Congress created the SEC’s whistleblower program in § 21F of the Exchange Act, added by the Dodd-Frank Act in 2010, to encourage individuals to report potential securities law violations by offering financial incentives and anti-retaliation protections. To implement that mandate, the SEC adopted Rule 21F-17 in 2011, which prohibits companies from taking any action, including through confidentiality or severance agreements, that could impede individuals from communicating directly with the SEC staff about possible violations or from benefitting from the whistleblower program.
The Foot Locker Order
According to the SEC, from at least July 2020 through June 2024, approximately 148 departing senior executives and employees in finance, legal, supply chain, and operations signed separation agreements that included an “Award Waiver Provision.” While the agreements expressly allowed employees to file charges with or participate in investigations by government agencies (including the SEC), they also required employees to “waive the right to receive any award of monetary or other benefits” arising from those proceedings — even if relief was sought on the employee’s behalf by the agency.

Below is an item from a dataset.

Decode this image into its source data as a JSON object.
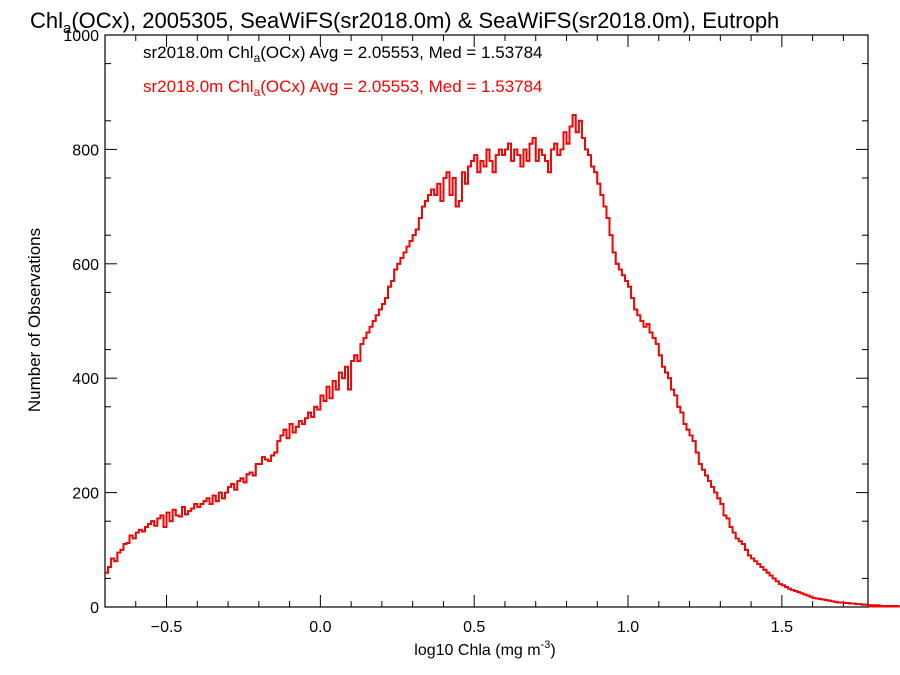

The SEC concluded that this language violated Rule 21F-17(a). The Commission emphasized that conditioning severance on a waiver of potential whistleblower awards “raised impediments” to participation in the SEC’s whistleblower program, regardless of whether Foot Locker ever attempted to enforce the clause or whether any individual was actually deterred.
Foot Locker began phasing out the award-waiver language in March 2024 and fully removed it from its templates by June 2024, before being contacted by SEC staff. Without admitting or denying the findings, Foot Locker agreed to a cease-and-desist order and a $148,000 civil penalty. In accepting the settlement, the SEC credited Foot Locker’s remedial steps and cooperation.
Continuity Across Administrations: Whistleblower Provisions Remain a Priority
As noted above, the SEC under former Gensler brought a steady stream of Rule 21F-17 cases targeting confidentiality, severance, and other employment-related provisions that could chill whistleblowing, often bundling multiple actions together toward the end of his tenure. The Foot Locker order, brought under Atkins, reaffirms that this is not a “prior administration” issue that companies can safely relegate to the past.
In our view, the message is clear: the current Commission intends to continue protecting whistleblowers and will bring cases against companies that use contractual language (whether in separation agreements, codes of conduct, NDAs, or other policies) that could be viewed as impeding employees from becoming whistleblowers or from receiving awards Congress has authorized. The fact that Foot Locker was no longer a public company at the time of the order (having been acquired in 2025) also underscores that legacy documents and past practices can still create enforcement exposure. It is also worth noting that the enforcement actions brought to protect whistleblowers all have been settled. As a result, we do not yet have any court decisions on whether the alleged offending language in fact impedes whistleblowers from coming forward.